1. Define Your Goal and Audience
Clarify what you want to learn and who should participate:
- New users to test onboarding experiences
- Existing customers to evaluate long-term usability
- Beta testers for new features or redesigns
2. Choose the Right Moment
Deploy the SUS survey at a time that reflects real interaction:
- Right after a key workflow or task is completed
- At the end of a usability test session
- In a follow-up email to active users
3. Deliver the SUS Questionnaire
Use forms, in-app popups, or email surveys. Make sure:
- All 10 questions are included exactly as written
- Users rate each on a 1–5 Likert scale
- Instructions are clear and concise
4. Analyze and Segment Results
After scoring, analyze by:
- User segment (role, region, plan)
- Device type (mobile vs. desktop)
- Experience level (new vs. power users)
This segmentation helps pinpoint which groups struggle most with usability.

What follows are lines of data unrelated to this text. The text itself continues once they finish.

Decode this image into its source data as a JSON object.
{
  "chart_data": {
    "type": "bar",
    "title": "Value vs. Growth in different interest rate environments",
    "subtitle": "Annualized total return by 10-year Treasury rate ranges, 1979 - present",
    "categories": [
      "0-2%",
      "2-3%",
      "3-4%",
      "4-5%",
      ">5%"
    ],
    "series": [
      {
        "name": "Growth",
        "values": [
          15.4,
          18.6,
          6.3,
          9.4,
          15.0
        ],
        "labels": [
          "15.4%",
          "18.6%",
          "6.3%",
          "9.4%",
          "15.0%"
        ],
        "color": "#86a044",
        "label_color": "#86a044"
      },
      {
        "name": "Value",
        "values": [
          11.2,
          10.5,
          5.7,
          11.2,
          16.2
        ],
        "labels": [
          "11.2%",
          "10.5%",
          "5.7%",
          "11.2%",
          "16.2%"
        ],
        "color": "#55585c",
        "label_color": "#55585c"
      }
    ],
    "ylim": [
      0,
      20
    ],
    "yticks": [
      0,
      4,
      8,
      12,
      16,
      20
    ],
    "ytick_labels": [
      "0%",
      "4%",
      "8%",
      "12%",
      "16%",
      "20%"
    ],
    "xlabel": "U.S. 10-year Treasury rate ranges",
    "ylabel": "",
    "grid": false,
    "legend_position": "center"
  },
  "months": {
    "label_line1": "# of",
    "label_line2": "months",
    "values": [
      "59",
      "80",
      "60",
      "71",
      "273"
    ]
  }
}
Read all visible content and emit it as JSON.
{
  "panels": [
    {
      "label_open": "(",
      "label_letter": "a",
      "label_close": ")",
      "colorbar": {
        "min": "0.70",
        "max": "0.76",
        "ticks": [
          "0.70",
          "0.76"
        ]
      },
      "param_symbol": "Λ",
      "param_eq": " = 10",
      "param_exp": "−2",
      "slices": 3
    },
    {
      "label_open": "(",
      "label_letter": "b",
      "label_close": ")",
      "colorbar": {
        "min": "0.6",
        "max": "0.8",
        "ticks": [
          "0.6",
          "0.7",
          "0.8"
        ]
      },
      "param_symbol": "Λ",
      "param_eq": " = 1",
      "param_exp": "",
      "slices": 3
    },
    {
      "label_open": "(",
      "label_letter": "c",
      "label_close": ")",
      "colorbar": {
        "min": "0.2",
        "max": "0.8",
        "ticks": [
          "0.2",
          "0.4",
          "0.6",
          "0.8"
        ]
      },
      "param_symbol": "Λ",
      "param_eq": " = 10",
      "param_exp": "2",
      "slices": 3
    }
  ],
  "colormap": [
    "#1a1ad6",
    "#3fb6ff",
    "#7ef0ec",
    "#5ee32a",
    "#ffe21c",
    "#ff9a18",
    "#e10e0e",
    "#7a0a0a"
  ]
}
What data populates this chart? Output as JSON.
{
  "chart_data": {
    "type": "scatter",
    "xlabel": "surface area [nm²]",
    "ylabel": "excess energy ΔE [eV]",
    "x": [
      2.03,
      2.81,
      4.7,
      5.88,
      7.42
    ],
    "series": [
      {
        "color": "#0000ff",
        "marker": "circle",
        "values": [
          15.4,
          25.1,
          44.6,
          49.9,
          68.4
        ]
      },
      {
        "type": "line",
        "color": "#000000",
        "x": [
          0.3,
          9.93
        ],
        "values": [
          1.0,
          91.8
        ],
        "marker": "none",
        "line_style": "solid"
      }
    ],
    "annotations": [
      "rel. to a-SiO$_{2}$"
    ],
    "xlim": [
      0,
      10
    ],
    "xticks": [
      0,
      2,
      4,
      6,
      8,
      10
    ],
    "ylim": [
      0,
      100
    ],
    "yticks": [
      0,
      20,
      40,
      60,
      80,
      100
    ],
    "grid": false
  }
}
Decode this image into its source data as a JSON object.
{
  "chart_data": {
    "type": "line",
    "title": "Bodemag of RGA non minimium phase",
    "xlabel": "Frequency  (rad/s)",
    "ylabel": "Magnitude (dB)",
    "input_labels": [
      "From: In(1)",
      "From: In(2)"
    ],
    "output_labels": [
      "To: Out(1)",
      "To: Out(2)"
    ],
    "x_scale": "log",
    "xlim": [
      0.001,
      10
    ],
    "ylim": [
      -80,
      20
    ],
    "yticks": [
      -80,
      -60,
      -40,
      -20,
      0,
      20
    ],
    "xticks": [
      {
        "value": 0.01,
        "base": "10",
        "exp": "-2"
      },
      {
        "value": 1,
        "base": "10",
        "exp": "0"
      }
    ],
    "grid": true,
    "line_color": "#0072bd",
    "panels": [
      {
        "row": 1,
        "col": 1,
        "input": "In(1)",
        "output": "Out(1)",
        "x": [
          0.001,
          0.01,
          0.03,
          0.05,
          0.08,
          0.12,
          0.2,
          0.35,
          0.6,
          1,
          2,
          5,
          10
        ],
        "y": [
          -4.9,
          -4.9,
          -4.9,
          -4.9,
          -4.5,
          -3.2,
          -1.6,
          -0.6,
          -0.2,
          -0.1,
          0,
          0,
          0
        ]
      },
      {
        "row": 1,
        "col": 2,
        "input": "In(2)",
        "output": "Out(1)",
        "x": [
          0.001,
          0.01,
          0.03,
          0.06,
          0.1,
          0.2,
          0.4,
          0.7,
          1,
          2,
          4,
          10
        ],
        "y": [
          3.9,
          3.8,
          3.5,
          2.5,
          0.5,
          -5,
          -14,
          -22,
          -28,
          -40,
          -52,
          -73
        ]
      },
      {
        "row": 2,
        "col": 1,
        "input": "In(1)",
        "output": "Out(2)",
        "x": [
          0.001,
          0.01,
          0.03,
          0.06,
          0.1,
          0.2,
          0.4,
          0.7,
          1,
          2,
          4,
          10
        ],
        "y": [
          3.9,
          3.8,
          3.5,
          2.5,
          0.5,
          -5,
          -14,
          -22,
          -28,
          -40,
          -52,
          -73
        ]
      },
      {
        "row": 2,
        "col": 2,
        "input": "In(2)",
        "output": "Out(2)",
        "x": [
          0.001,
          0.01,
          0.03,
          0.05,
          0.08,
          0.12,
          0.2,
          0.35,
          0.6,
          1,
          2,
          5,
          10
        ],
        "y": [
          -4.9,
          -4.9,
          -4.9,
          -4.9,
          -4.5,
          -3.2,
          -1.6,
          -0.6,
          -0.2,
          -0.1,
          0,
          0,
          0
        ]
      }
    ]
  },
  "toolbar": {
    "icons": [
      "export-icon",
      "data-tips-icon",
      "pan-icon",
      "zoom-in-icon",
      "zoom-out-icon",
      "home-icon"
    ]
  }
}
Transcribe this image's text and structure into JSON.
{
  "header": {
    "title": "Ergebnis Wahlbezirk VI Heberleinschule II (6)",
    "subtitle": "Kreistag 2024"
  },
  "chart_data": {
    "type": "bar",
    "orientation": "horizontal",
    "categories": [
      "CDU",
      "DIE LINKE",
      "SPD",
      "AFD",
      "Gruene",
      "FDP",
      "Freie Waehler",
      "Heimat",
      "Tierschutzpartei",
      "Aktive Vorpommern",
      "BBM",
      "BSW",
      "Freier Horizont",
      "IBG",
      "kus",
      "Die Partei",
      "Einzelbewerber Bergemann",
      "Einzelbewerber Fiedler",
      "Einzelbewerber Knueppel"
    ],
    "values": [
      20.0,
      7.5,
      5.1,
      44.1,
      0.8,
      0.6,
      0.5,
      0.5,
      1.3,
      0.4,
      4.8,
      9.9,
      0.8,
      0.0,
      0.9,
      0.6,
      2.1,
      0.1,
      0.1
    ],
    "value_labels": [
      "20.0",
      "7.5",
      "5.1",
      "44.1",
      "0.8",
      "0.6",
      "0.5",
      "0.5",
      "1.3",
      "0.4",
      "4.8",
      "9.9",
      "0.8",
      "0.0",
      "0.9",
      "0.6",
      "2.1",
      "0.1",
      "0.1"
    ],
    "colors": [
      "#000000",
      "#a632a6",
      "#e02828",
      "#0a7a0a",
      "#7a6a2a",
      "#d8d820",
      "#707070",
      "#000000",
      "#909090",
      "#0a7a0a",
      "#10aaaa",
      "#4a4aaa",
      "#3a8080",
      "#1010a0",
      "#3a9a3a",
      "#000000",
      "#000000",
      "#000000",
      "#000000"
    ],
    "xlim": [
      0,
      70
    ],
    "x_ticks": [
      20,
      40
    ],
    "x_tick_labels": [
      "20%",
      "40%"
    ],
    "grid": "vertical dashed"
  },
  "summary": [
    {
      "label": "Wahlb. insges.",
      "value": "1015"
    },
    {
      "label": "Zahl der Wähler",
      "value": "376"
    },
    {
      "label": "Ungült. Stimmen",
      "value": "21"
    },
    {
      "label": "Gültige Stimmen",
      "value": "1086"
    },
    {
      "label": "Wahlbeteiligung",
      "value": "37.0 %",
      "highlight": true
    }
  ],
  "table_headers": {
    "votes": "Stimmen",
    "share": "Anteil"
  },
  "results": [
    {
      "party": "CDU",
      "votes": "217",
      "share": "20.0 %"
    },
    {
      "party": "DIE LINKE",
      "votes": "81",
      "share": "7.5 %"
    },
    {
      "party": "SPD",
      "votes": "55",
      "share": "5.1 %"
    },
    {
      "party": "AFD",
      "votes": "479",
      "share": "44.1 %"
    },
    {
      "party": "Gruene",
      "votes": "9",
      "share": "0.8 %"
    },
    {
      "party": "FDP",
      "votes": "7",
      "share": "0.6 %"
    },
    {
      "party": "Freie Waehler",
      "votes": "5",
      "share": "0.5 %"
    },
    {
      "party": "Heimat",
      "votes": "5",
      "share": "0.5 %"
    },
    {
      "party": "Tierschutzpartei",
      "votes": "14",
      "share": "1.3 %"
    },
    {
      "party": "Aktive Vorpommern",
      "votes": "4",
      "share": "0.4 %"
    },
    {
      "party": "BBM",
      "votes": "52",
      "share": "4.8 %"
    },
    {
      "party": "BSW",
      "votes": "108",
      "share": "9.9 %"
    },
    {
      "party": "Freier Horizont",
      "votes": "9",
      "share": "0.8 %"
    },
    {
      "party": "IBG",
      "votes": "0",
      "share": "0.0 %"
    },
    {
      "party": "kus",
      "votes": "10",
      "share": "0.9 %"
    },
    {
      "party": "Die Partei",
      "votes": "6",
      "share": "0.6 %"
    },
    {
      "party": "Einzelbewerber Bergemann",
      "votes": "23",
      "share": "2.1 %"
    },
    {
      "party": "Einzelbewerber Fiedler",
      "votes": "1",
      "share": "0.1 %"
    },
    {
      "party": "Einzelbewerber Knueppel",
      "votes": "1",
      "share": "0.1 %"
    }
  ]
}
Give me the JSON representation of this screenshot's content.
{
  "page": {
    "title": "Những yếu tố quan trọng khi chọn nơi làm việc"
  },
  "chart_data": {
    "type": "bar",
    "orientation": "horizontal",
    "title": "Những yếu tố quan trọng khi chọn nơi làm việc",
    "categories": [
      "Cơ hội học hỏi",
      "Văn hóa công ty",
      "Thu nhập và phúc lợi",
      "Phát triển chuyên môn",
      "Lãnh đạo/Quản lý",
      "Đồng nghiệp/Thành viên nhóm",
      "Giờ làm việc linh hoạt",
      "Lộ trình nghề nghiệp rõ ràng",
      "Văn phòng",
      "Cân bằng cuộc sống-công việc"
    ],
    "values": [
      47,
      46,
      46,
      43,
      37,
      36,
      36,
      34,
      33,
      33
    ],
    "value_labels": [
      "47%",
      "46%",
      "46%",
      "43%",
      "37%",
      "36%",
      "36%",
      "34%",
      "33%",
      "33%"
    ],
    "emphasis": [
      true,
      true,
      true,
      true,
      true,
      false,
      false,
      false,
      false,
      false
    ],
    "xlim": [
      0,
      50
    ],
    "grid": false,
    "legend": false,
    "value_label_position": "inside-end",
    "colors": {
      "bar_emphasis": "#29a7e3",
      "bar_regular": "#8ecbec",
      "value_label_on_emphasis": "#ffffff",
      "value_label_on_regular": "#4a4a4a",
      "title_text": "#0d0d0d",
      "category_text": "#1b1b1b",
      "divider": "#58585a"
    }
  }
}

5. Turn Findings into Action
SUS scores alone are directional. Combine them with qualitative feedback, task success data, and session recordings to determine:
- Which interfaces need redesign
- Where onboarding content is missing
- What training or self-service resources to create
Best Practices for Reliable SUS Data
To get trustworthy results that leadership and product teams can rely on, follow these guidelines.
Use the Standard Questions
Do not rewrite or remove items. Consistency is what makes SUS comparable across studies and organizations.
Keep the Survey Short and Focused
Avoid adding many extra questions. If you need additional insights, ask a few targeted, open-ended questions after the SUS items.
Ensure Anonymity When Possible
Respondents are more honest when they are not identifiable. Aggregate results and avoid sharing individual responses.
Repeat Over Time
Run SUS at key milestones: before major releases, after redesigns, and during ongoing optimization. Comparing scores over time reveals whether changes truly improve usability.
Examples of Where SUS Can Be Used
The System Usability Scale is flexible and can be applied to many contexts that resemble Hubspot-driven customer experiences.
- Web applications and SaaS products
- Mobile apps and responsive websites
- Internal tools used by support or sales teams
- Customer portals and knowledge base interfaces
- Marketing or sales enablement platforms
Any system where usability affects satisfaction, conversion, or retention can benefit from regular SUS testing.
Next Steps and Further Learning
If you want to go deeper into how the System Usability Scale works and how to interpret scores, review the original material and expert explanations available in the UX community.
For a detailed breakdown from the original source that inspired this article, see the overview on this System Usability Scale guide.
You can also explore broader experience optimization, analytics, and implementation support from specialist teams, such as the consultants at Consultevo, who help organizations translate survey data into practical improvements.
By integrating SUS into your product and service review cycles, you give your teams a clear, shared metric for usability that supports better decisions, stronger alignment, and a more satisfying experience for every user.